Remembering the following - https://github.com/openstack-dev/grenade#theory-of-upgrade and https://governance.openstack.org/reference/tags/assert_supports-upgrade.html#requirements - New code must work with N-1 configs. So this is `master` running with `mitaka` configuration.

privsep requires a sudo rule or rootwrap rule (to get to sudo) to allow the privsep daemon to be spawned for volume actions.

During gate testing we have a blanket sudoer rule for the stack user during the run of grenade.sh. It has to do system level modifications broadly to perform the upgrade. This sudoer rule is deleted at the end of the grenade.sh run before Tempest tests are run, so that Tempest tests don't accidentally require root privs on their target environment.

Grenade *also* makes sure that some resources live across the upgrade boundary. This includes a boot from volume guest, which is torn down before testing starts. And this is where things get interesting.

This means there is a volume teardown needed before grenade ends. But there is only one. In single node grenade this happens about 30 seconds for the end of the script, triggers the privsep daemon start, and then we're done. And the 50_stack_sh sudoers file is removed. In multinode, *if* the boot from volume server is on the upgrade node, then the same thing happens. *However*, if it instead ended up on the subnode, which is not upgraded, then the volume tear down in on the old node. No os-brick calls are made on the upgraded node before grenade finishes. The 50_stack_sh sudoers file is removed, as expected.

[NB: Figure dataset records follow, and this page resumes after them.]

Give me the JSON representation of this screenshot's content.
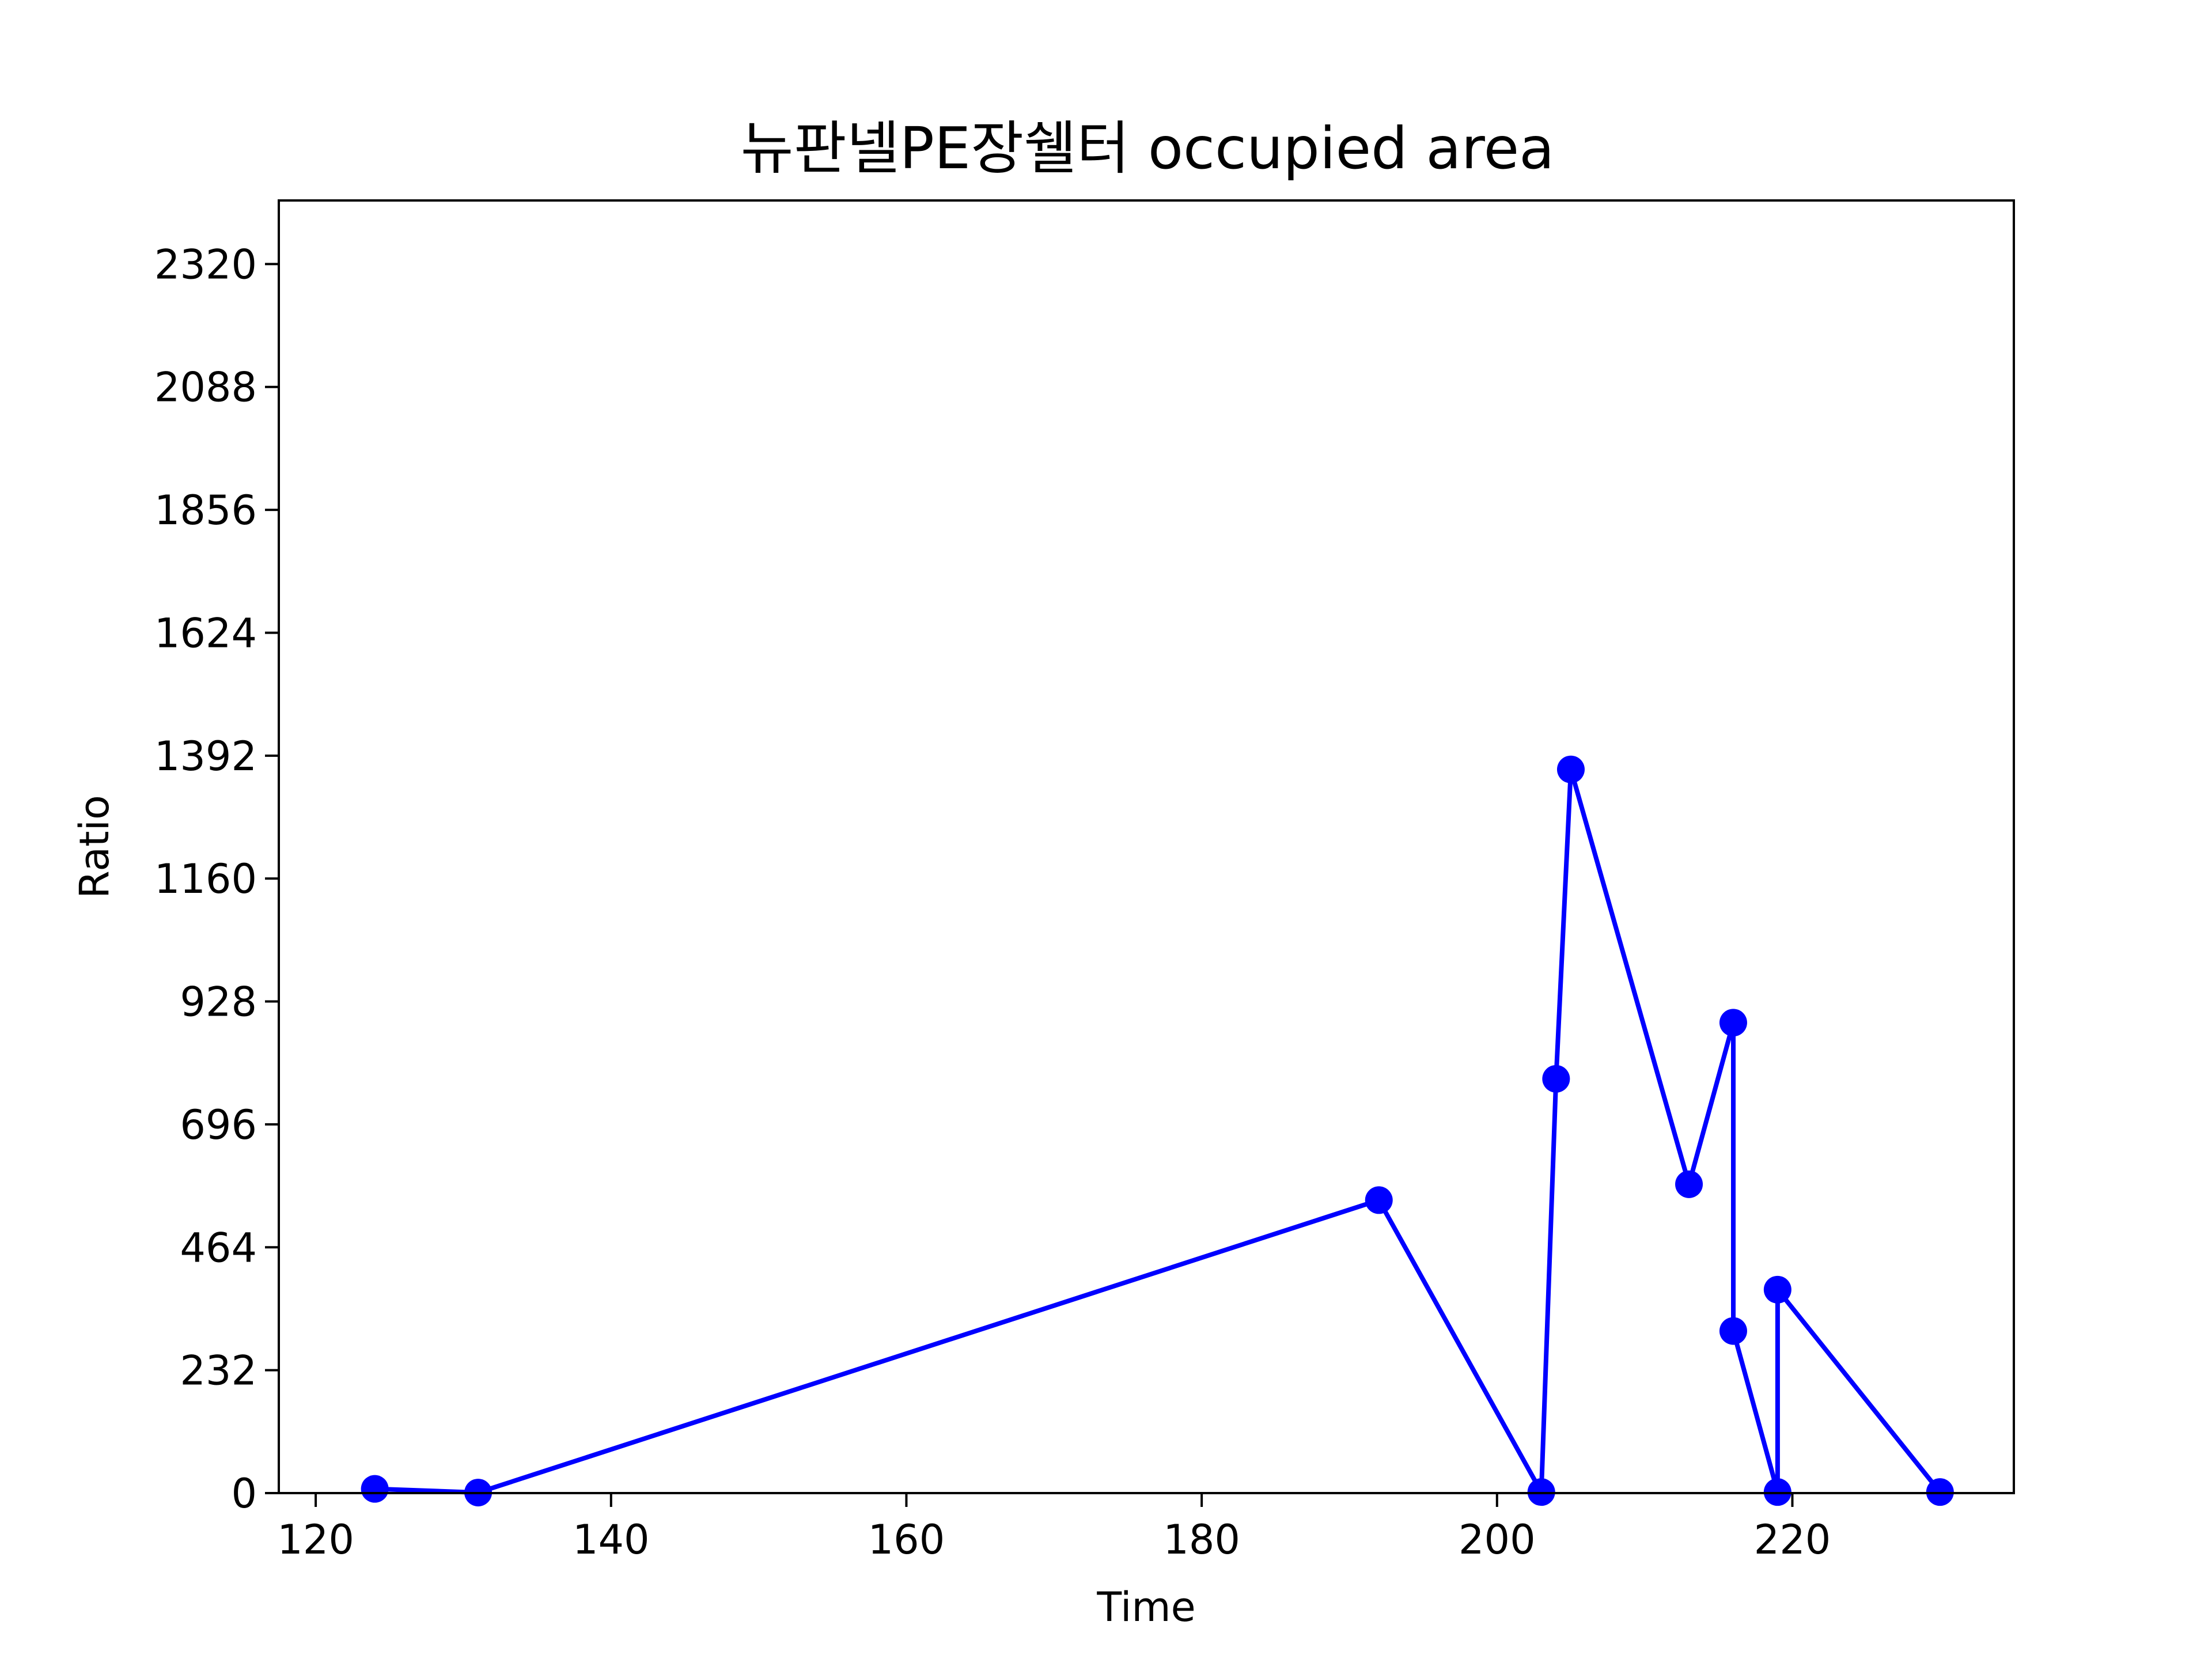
{
  "chart_data": {
    "type": "line",
    "title": "뉴판넬PE장쉘터 occupied area",
    "xlabel": "Time",
    "ylabel": "Ratio",
    "xlim": [
      117.5,
      235
    ],
    "ylim": [
      0,
      2440
    ],
    "x_ticks": [
      120,
      140,
      160,
      180,
      200,
      220
    ],
    "y_ticks": [
      0,
      232,
      464,
      696,
      928,
      1160,
      1392,
      1624,
      1856,
      2088,
      2320
    ],
    "grid": false,
    "legend": "none",
    "series": [
      {
        "color": "#0000ff",
        "marker": "circle",
        "points": [
          {
            "x": 124,
            "y": 8
          },
          {
            "x": 131,
            "y": 1
          },
          {
            "x": 192,
            "y": 553
          },
          {
            "x": 203,
            "y": 2
          },
          {
            "x": 204,
            "y": 782
          },
          {
            "x": 205,
            "y": 1366
          },
          {
            "x": 213,
            "y": 583
          },
          {
            "x": 216,
            "y": 888
          },
          {
            "x": 216,
            "y": 306
          },
          {
            "x": 219,
            "y": 2
          },
          {
            "x": 219,
            "y": 384
          },
          {
            "x": 230,
            "y": 2
          }
        ]
      }
    ]
  }
}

And now all volume tests on those nodes fail.

Which is what should happen. The point is that in production no one is going to put a blanket sudoers rule like that in place. It's just we needed it for this activity, and the userid on the services being the same as the shell user (which is not root) let this fallback rule be used.

The crux of the problem is that os-brick 1.4 and privsep can't be used without a config file change during the upgrade. Which violates our policy, because it breaks rolling upgrades.